China services boom for Australia? - April 2016

Poll 6

"As the Chinese economy makes its transition from investment-led to consumption led growth, the Australian service sector which currently accounts for around 20% of total exports, will produce a second 'Chinese economic windfall' for Australians."

 

Agree

9

China is already Australia's largest single trading partner, accounting for around twenty per cent of its total trade on a two way basis. This share should increase as a result of the ground-breaking China Australia Free Trade Agreement that not only removes tariffs on agricultural and energy commodities, processed foods, pharmaceutical products and car engines, but promotes significantly increased trade in services, especially tourism, health services and financial services, including new market access in banking and securities. Private sector health and aged care providers will also be allowed to establish Chinese facilities. How much of a boom greater services trade will prove to be for the Australian economy will depend on whether China can sustain relatively strong growth under the weight of its post-GFC debt burden and whether we can prevent further deterioration of our poor international competitiveness.
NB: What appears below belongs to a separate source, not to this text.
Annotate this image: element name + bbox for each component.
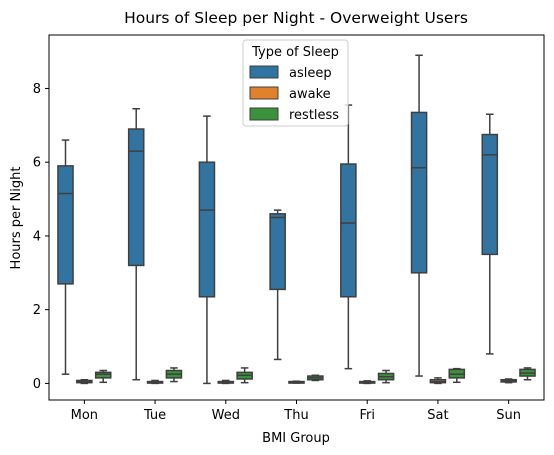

Refer to PDF document entitled 'Australia's competitiveness: Reversing the slide'.


Efficiency of tax Government investments in major sporting events - February/March 2016

Poll 5

"Government investments in major sporting events usually generate net benefits for the city or region where the investment is made."

 

Uncertain (neither agree nor disagree)

7

I doubt this is true, but it's ultimately an empirical question which depends on whether all of the inter-temporal benefits of the government investment (consumption?) outweigh the intertemporal costs. Sizeable cross-country samples of past sporting events (eg domestic vs international) would need to be examined to reach a definitive answer.


Efficiency of tax incentives - February 2016

Poll 4

"New tax incentives for investments in technology and innovation businesses and start-ups are likely to be inefficient."

 

Disagree

7

Tax incentives to promote innovation can be justified as a form of industry assistance on market failure grounds. Technological improvement is also a key driver of economic growth. However, there is a risk that tax incentives will be 'hit and miss', resulting in a degree of government failure. The cost of the initiative should be fully offset by cuts to less efficient forms of industry assistance.


Bah Humbug Australia - December 2015

Poll 3

"Giving specific presents as holiday gifts is inefficient, because recipients could satisfy their preferences much better with cash."

 

Uncertain (neither agree nor disagree)

7

In theory, this is correct, ceteris paribus. But the ceteris are not paribus. If the donor feels the same way, she might expect cash of at least equivalent value from the recipient. If she receives same, joint economic welfare is unchanged in dollar terms. If everyone gave cash there would seem to be little point in "gift" giving save the utility it yields above the money values exchanged.


Penalty Rates Reform - November 2015

Poll 2

"Aligning Sunday penalty rates for hospitality, entertainment and retailing industries with the current levels for Saturday, as proposed in the Productivity Commission's draft report, will lead to more employment and greater availability of services in these industries on Sundays."

 

Agree

8

To the extent that penalty rates force hospitality, entertainment and retailing outlets to close, there is less choice for households to spend on and at leisure, and less employment for those Sunday suits to work.